A fugitive task force of federal marshals captured 29-year-old Ryan Allen Abeyta about 3:30 p.m. Wednesday in the 9000 block of Moffett Road in Semmes, Ala., Chief Alan Weatherford said. Ryan Abeyta was charged with murder in the death of Pamela Marlene Santiago, 56, in her Harmony Circle home in Gulfport earlier this week. He is in custody in Mobile awaiting extradition to Mississippi.
Santiago’s body was found Tuesday by someone walking on a path in the woods about 50 feet off River Road in an area south of Dedeaux Park in Gulfport.
Gallery:Murder victim’s son captured in Alabama
Brad Abeyta talked to his younger brother by phone Wednesday, shortly after arriving in Gulfport from his home in Colorado Springs. “He is 100 percent devastated. He wants his mother. And we just ask for prayers for him because it’s going to be a hard road to live under that,” he told the Sun Herald.
Brad Abeyta said Ryan had lived with their mother on and off for several years, and has battled drug and alcohol addictions since he was a teen.
The older brother believes mother and son argued and it escalated into a physical confrontation that ended in their mother’s death.
Their father, Ray Abeyta, said fear may have prompted Ryan to leave her body in the woods and run.
“He was scared. He didn’t know what to do,” he said.
“He had lost his mom,” Brad Abeyta said.
The older sibling said his brother wasn’t normally violent.
“Ryan was very faithful to Mom, when Ryan was Ryan. Ryan had the most amazing, loving heart,” he said. “He has a great heart -- when he’s Ryan. He’s battled some addictions and when he’s on that he just changes, like most of them do.”
Abeyta said he will support his brother.
“Am I my brother’s keeper? Absolutely. I already forgive him. And I love him more now than I ever did before. That’s how I see God loving us. There’s no judgment here,” he said.

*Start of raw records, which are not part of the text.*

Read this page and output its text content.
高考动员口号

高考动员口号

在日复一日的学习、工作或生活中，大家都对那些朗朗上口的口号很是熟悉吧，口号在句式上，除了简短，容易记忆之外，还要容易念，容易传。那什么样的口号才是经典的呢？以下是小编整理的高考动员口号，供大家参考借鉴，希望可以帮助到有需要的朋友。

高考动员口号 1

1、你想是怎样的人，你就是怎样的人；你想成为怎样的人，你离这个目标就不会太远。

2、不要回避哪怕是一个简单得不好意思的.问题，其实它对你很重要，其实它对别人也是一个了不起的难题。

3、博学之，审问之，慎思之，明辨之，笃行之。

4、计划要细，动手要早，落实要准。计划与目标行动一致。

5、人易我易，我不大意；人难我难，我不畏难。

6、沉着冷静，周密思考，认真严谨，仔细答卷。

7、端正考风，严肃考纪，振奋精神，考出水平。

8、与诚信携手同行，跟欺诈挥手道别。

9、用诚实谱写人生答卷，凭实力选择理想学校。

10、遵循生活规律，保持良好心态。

Santiago was close to completing an online degree in medical management from Phoenix University.
“She was a straight-A student,” her friend Barbara Stipe of Colorado Springs said Wednesday. The two had met in Korea when their husbands were stationed there.
“She was the best friend I ever had,” Stipe said. “She didn’t have an enemy.”

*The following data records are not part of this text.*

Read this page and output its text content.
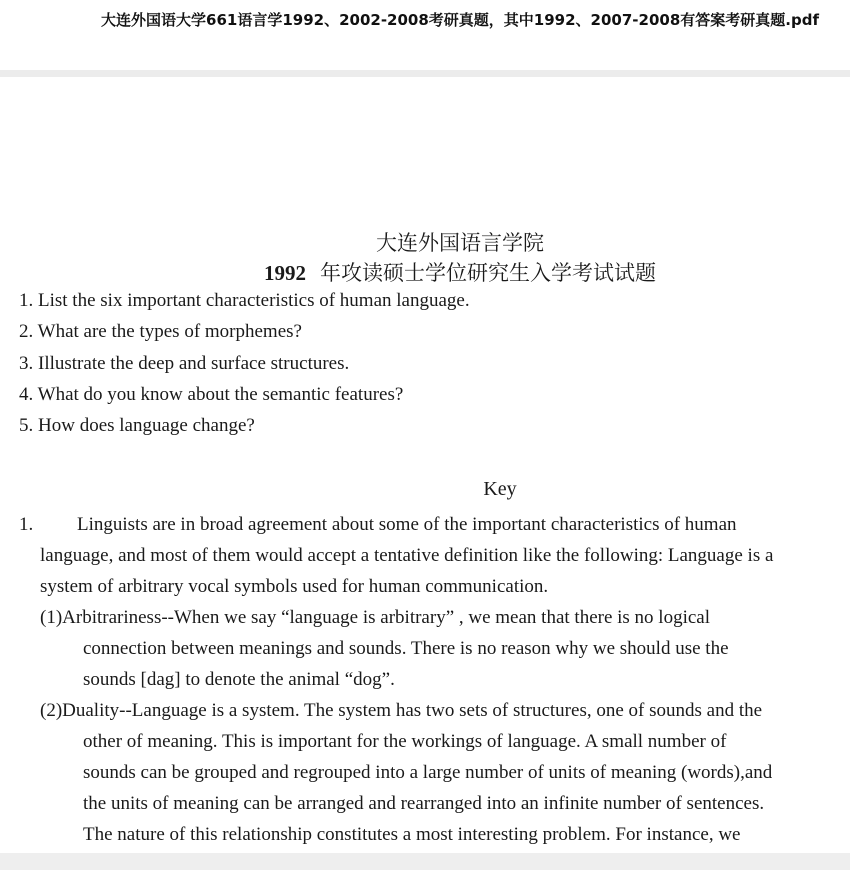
大连外国语大学661语言学1992、2002-2008考研真题，其中1992、2007-2008有答案考研真题.pdf
大连外国语言学院
1992 年攻读硕士学位研究生入学考试试题
1. List the six important characteristics of human language.
2. What are the types of morphemes?
3. Illustrate the deep and surface structures.
4. What do you know about the semantic features?
5. How does language change?
Key
1. Linguists are in broad agreement about some of the important characteristics of human
language, and most of them would accept a tentative definition like the following: Language is a
system of arbitrary vocal symbols used for human communication.
(1)Arbitrariness--When we say “language is arbitrary” , we mean that there is no logical
connection between meanings and sounds. There is no reason why we should use the
sounds [dag] to denote the animal “dog”.
(2)Duality--Language is a system. The system has two sets of structures, one of sounds and the
other of meaning. This is important for the workings of language. A small number of
sounds can be grouped and regrouped into a large number of units of meaning (words),and
the units of meaning can be arranged and rearranged into an infinite number of sentences.
The nature of this relationship constitutes a most interesting problem. For instance, we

Stipe last talked to Santiago on Sunday. “Everything was fine. She was doing her homework,” she said.
Brad Abeyta said his mother was excited to be in school.
“She wanted to go back and fulfill her dream of graduating and working in that field,” he said.

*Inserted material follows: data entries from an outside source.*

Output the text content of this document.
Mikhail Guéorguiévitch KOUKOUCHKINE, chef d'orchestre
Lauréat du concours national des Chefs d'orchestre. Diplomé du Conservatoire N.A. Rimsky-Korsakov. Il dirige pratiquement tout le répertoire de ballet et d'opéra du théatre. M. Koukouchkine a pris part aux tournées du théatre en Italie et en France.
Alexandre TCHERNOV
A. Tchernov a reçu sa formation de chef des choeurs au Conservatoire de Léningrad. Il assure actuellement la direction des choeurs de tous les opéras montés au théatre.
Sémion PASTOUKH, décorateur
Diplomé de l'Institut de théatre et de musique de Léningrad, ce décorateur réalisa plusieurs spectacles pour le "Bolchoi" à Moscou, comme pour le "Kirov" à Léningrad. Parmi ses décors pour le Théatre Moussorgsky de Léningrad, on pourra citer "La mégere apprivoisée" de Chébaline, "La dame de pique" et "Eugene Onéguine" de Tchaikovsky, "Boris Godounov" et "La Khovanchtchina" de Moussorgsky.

His mother taught him how to cook, clean and even knit. “She was so talented in everything that she did,” he said. “Everything that she did, she did it to the fullest.”
She was a prayerful Christian as well.
“My mom was a person that really helped me to understand the unconditional love God has for us,” he said. “She was always so supportive and always had a smile. She was always willing to help anybody.”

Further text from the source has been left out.